A single polluter may harm thousands of people and keep getting away with it as long as no one person is harmed enough to do something about it. Everybody would like to see the polluter punished, but since organizing community opposition to the polluter takes time and money, each affected person simply waits for someone else to take the initiative, and nothing gets done. Community activism is thus an undersupplied public good.
There are several more general categories of market failure:
Imperfect markets involve monopoly distortions that generate shortages and higher prices for monopolized products, a well as underemployment in the input markets the monopolist buys from. In contrast to a price-taking competitive firm, a monopolist faces a downward-sloping demand schedule, and reduces output below the competitive market level to search for the price that maximizes his profits.
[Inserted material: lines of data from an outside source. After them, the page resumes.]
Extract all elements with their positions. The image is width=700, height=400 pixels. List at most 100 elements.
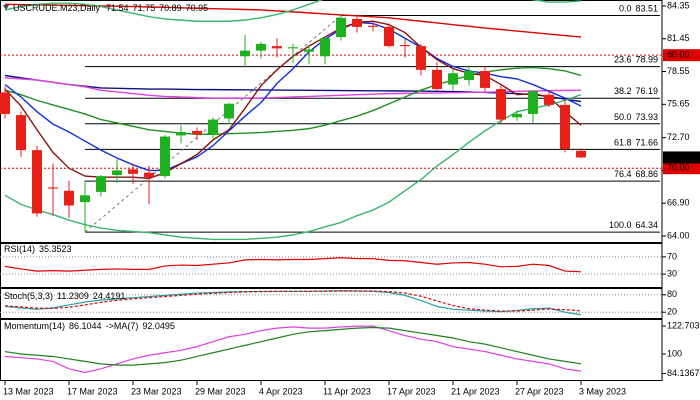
candle-body bbox=[64, 190, 74, 206]
fib-price: 76.19 bbox=[635, 87, 658, 97]
candle-body bbox=[432, 69, 442, 90]
y-tick-label: 80 bbox=[667, 289, 677, 299]
fib-label: 100.0 64.34 bbox=[609, 221, 658, 231]
candle-body bbox=[112, 170, 122, 175]
axes: 84.3581.4578.5575.6572.7069.8066.9064.00… bbox=[3, 0, 700, 396]
candle-body bbox=[144, 172, 154, 178]
rsi-title: RSI(14) bbox=[4, 244, 35, 254]
indicator-line bbox=[4, 290, 582, 312]
momentum-plot bbox=[4, 325, 582, 374]
x-tick-label: 3 May 2023 bbox=[579, 386, 626, 396]
candle-body bbox=[80, 195, 90, 203]
candle-body bbox=[400, 44, 410, 47]
y-tick-label: 64.00 bbox=[667, 230, 690, 240]
x-tick-label: 23 Mar 2023 bbox=[131, 386, 182, 396]
momentum-panel bbox=[0, 319, 663, 381]
stoch-title: Stoch(5,3,3) bbox=[4, 291, 53, 301]
ma-value: 92.0495 bbox=[142, 321, 175, 331]
price-box bbox=[663, 151, 700, 164]
candle-body bbox=[272, 46, 282, 49]
y-tick-label: 122.703 bbox=[667, 320, 700, 330]
x-tick-label: 17 Apr 2023 bbox=[387, 386, 436, 396]
alert-label-box bbox=[663, 49, 700, 62]
candle-body bbox=[48, 187, 58, 189]
indicator-line bbox=[4, 290, 582, 316]
candle-body bbox=[416, 46, 426, 70]
indicator-line bbox=[4, 94, 582, 241]
momentum-title: Momentum(14) bbox=[4, 321, 65, 331]
candle-body bbox=[288, 47, 298, 49]
rsi-value: 35.3523 bbox=[39, 244, 72, 254]
candle-body bbox=[352, 18, 362, 27]
candle-body bbox=[240, 50, 250, 57]
x-tick-label: 11 Apr 2023 bbox=[323, 386, 371, 396]
candle-body bbox=[128, 169, 138, 174]
momentum-header: Momentum(14) 86.1044 ->MA(7) 92.0495 bbox=[4, 321, 175, 331]
candle-body bbox=[304, 49, 314, 52]
low: 70.89 bbox=[159, 3, 182, 13]
close: 70.95 bbox=[186, 3, 209, 13]
rsi-header: RSI(14) 35.3523 bbox=[4, 244, 72, 254]
high: 71.75 bbox=[133, 3, 156, 13]
candle-body bbox=[160, 136, 170, 177]
y-tick-label: 78.55 bbox=[667, 66, 690, 76]
fib-price: 68.86 bbox=[635, 169, 658, 179]
rsi-plot bbox=[0, 256, 662, 275]
indicator-line bbox=[4, 257, 582, 273]
fib-label: 76.4 68.86 bbox=[614, 169, 658, 179]
fib-level: 61.8 bbox=[614, 138, 632, 148]
y-tick-label: 84.35 bbox=[667, 0, 690, 10]
indicator-line bbox=[4, 77, 582, 99]
fib-price: 64.34 bbox=[635, 221, 658, 231]
candle-body bbox=[320, 38, 330, 57]
rsi-panel bbox=[0, 243, 663, 288]
fib-level: 38.2 bbox=[614, 87, 632, 97]
fib-label: 23.6 78.99 bbox=[614, 55, 658, 65]
stoch-panel bbox=[0, 288, 663, 319]
fib-level: 23.6 bbox=[614, 55, 632, 65]
candle-body bbox=[512, 113, 522, 118]
chart-header: USCRUDE.M23,Daily 71.54 71.75 70.89 70.95 bbox=[13, 3, 208, 13]
alert-label: 70.00 bbox=[667, 163, 690, 173]
candle-body bbox=[256, 43, 266, 51]
y-tick-label: 66.90 bbox=[667, 198, 690, 208]
indicator-line bbox=[4, 326, 582, 366]
main-panel bbox=[0, 0, 663, 243]
candle-body bbox=[176, 132, 186, 136]
momentum-value: 86.1044 bbox=[69, 321, 102, 331]
candle-body bbox=[192, 130, 202, 135]
candle-body bbox=[32, 150, 42, 214]
candle-body bbox=[368, 25, 378, 27]
candle-body bbox=[496, 89, 506, 120]
indicator-line bbox=[4, 0, 582, 22]
fib-price: 78.99 bbox=[635, 55, 658, 65]
y-tick-label: 81.45 bbox=[667, 33, 690, 43]
y-tick-label: 70 bbox=[667, 251, 677, 261]
candle-body bbox=[96, 176, 106, 192]
stoch-main: 11.2309 bbox=[57, 291, 89, 301]
fib-price: 73.93 bbox=[635, 112, 658, 122]
fib-label: 38.2 76.19 bbox=[614, 87, 658, 97]
x-tick-label: 27 Apr 2023 bbox=[515, 386, 564, 396]
alert-label: 80.00 bbox=[667, 50, 690, 60]
alert-label-box bbox=[663, 162, 700, 175]
y-tick-label: 84.1367 bbox=[667, 368, 700, 378]
candle-body bbox=[336, 17, 346, 38]
symbol-icon bbox=[3, 5, 9, 10]
indicator-line bbox=[4, 325, 582, 374]
fib-level: 0.0 bbox=[619, 4, 632, 14]
fib-label: 61.8 71.66 bbox=[614, 138, 658, 148]
candle-body bbox=[0, 92, 10, 114]
y-tick-label: 100 bbox=[667, 348, 682, 358]
x-tick-label: 17 Mar 2023 bbox=[67, 386, 118, 396]
fib-price: 71.66 bbox=[635, 138, 658, 148]
fib-trend bbox=[84, 15, 342, 233]
candle-body bbox=[208, 119, 218, 135]
fib-label: 50.0 73.93 bbox=[614, 112, 658, 122]
fib-level: 76.4 bbox=[614, 169, 632, 179]
y-tick-label: 20 bbox=[667, 307, 677, 317]
candle-body bbox=[480, 70, 490, 88]
stoch-header: Stoch(5,3,3) 11.2309 24.4191 bbox=[4, 291, 125, 301]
This implies that the monopolist's MR schedule is distinct from his market demand schedule, so that equating MR and MC maximizes monopoly profits. The monopolist produces and sells less, employs fewer resources, and charges more than a competitive market. The costs of these economic distortions are termed deadweight loss.
Diverging social and private rates of discount may reflect risk premiums which are higher for individuals than for society as a whole. Firms exploit open-access resources as if their discount rates were infinite. The behavior of individuals and firms whose long-term survival is in doubt can reflect very high discount rates
Government failure involves regulatory distortions of market
incentives. There is a whole branch of economics that analyzes the behaviors
of special interests in the political process. Many firms not only
compete in the market, but in the political arena as well, making large
contributions to politicians to obtain protectionist legislation, tax loopholes,
monopolistic advantages, etc.. Most of the public remains "rationally ignorant"
of this rent-seeking behavior: since the public costs of special
interest provisions are spread across so many taxpayers, it's not personally
worthwhile for any individual citizens to oppose them. In effect, citizen
action to counter special interests is an undersupplied public good.